The Operators
- Author: Michael Hastings
- Subject: War in Afghanistan (2001–2021)
- Genre: Military History
- Publisher: Blue Rider Press
- Publication date: 2012
- Pages: 417 pages
- ISBN: 0399159886
- OCLC: 769821482
- Website: michaelhastings.com

= The Operators (book) =

Book by Michael Hastings

The Operators: The Wild and Terrifying Inside Story of America's War in Afghanistan is a 2012 non-fiction book by American journalist Michael Hastings.
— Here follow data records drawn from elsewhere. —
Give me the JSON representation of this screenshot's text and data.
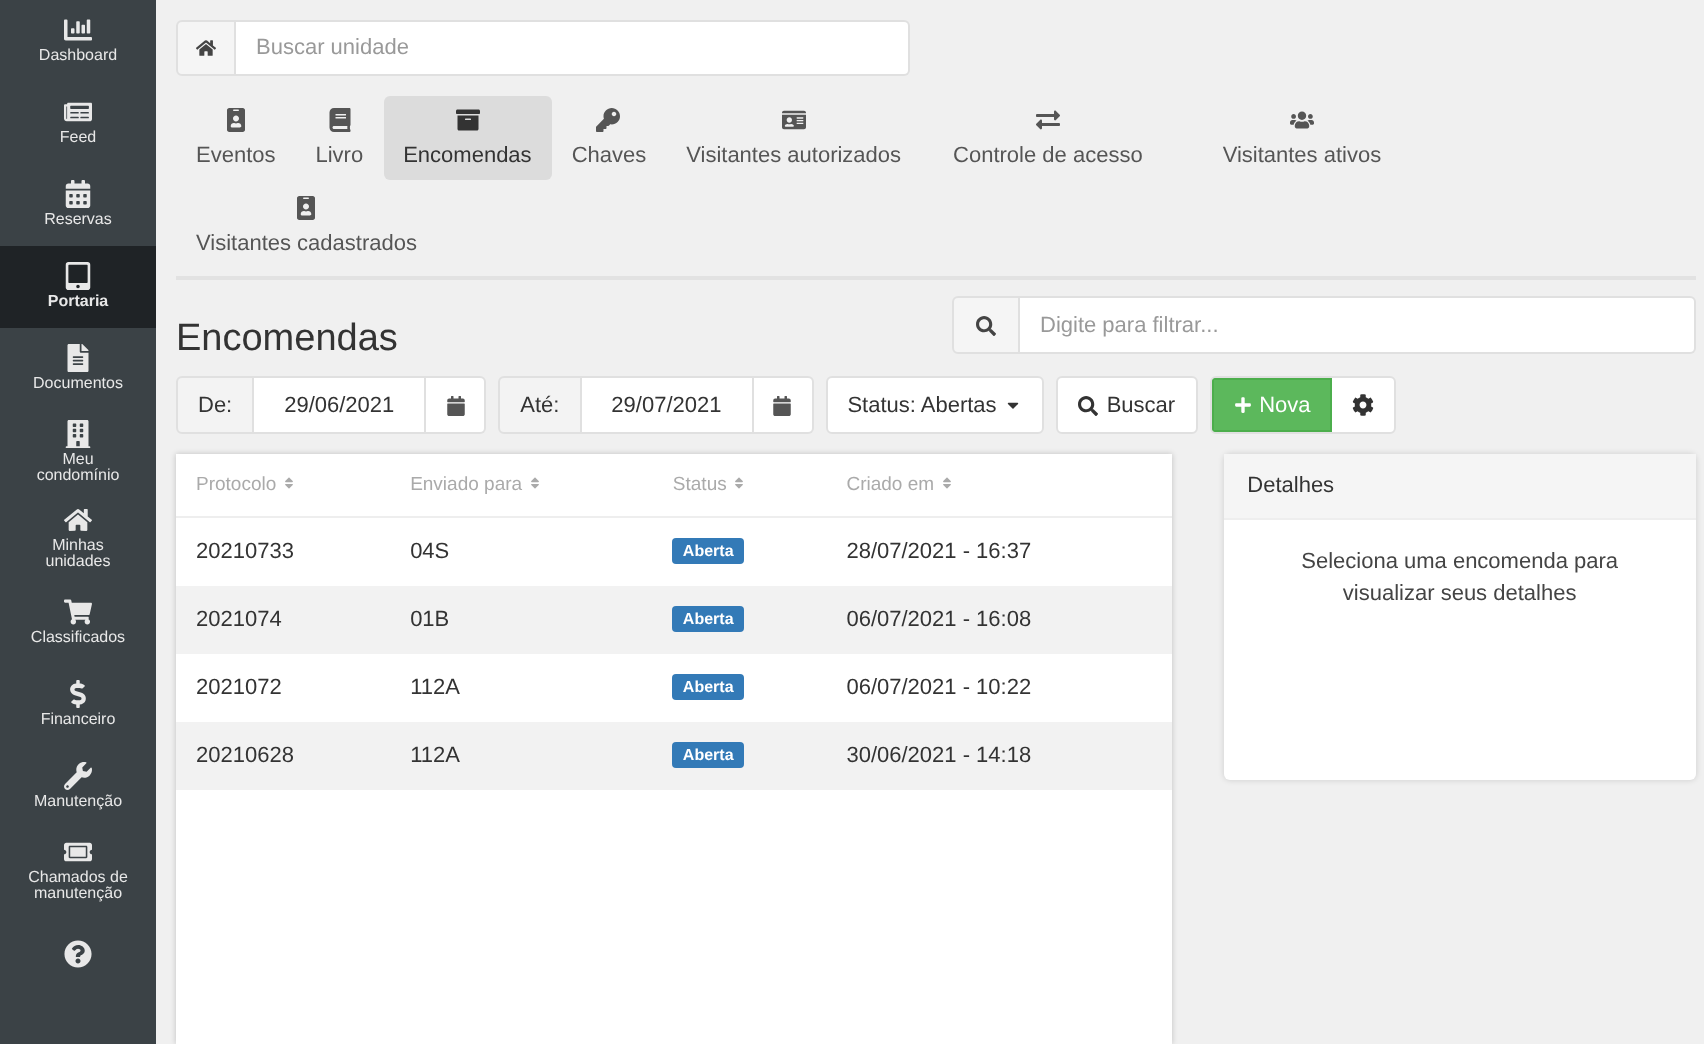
{
  "sidebar": {
    "items": [
      {
        "label": "Dashboard",
        "selected": false
      },
      {
        "label": "Feed",
        "selected": false
      },
      {
        "label": "Reservas",
        "selected": false
      },
      {
        "label": "Portaria",
        "selected": true
      },
      {
        "label": "Documentos",
        "selected": false
      },
      {
        "label": "Meu condomínio",
        "selected": false
      },
      {
        "label": "Minhas unidades",
        "selected": false
      },
      {
        "label": "Classificados",
        "selected": false
      },
      {
        "label": "Financeiro",
        "selected": false
      },
      {
        "label": "Manutenção",
        "selected": false
      },
      {
        "label": "Chamados de manutenção",
        "selected": false
      }
    ]
  },
  "unit_search": {
    "placeholder": "Buscar unidade"
  },
  "tabs": [
    {
      "label": "Eventos",
      "selected": false
    },
    {
      "label": "Livro",
      "selected": false
    },
    {
      "label": "Encomendas",
      "selected": true
    },
    {
      "label": "Chaves",
      "selected": false
    },
    {
      "label": "Visitantes autorizados",
      "selected": false
    },
    {
      "label": "Controle de acesso",
      "selected": false
    },
    {
      "label": "Visitantes ativos",
      "selected": false
    },
    {
      "label": "Visitantes cadastrados",
      "selected": false
    }
  ],
  "page_title": "Encomendas",
  "filter": {
    "placeholder": "Digite para filtrar..."
  },
  "toolbar": {
    "from_label": "De:",
    "from_value": "29/06/2021",
    "to_label": "Até:",
    "to_value": "29/07/2021",
    "status_dropdown": "Status: Abertas",
    "search_button": "Buscar",
    "new_button": "Nova"
  },
  "table": {
    "columns": [
      "Protocolo",
      "Enviado para",
      "Status",
      "Criado em"
    ],
    "rows": [
      {
        "protocol": "20210733",
        "sent_to": "04S",
        "status": "Aberta",
        "created": "28/07/2021 - 16:37"
      },
      {
        "protocol": "2021074",
        "sent_to": "01B",
        "status": "Aberta",
        "created": "06/07/2021 - 16:08"
      },
      {
        "protocol": "2021072",
        "sent_to": "112A",
        "status": "Aberta",
        "created": "06/07/2021 - 10:22"
      },
      {
        "protocol": "20210628",
        "sent_to": "112A",
        "status": "Aberta",
        "created": "30/06/2021 - 14:18"
      }
    ]
  },
  "details": {
    "title": "Detalhes",
    "message": "Seleciona uma encomenda para visualizar seus detalhes"
  }
}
The book was adapted into the fictionalized film War Machine (2017).

== Plot ==
The Operators is a book that details the author's travels with General Stanley McChrystal and his team in April 2010. It includes extensive quotations from over 20 hours of audio recordings of McChrystal and his inner circle.

== Critical reception ==
The Daily Beast called it a "book of great consequence...The Operators seems destined to join the pantheon of Global War on Terror (GWOT) literature". Kirkus Reviews states that the book is "An exciting and enlightening exposé of the war in Afghanistan, the dangers of concentrated power and the public’s need to know." Conversely, in The Wall Street Journal, reviewer Mark Moyar slammed the book, stating: "In contrast to many of the other correspondents covering Afghanistan, Mr. Hastings has not invested the effort required to comprehend the war's complexities." The book became a New York Times bestseller.

== Film adaptation ==

On 14 April 2014, it was announced that David Michôd would write and direct The Operators, which was subsequently retitled War Machine. The 2017 film was jointly produced by Plan B Entertainment, New Regency, Netflix, and RatPac Entertainment, and starred Brad Pitt.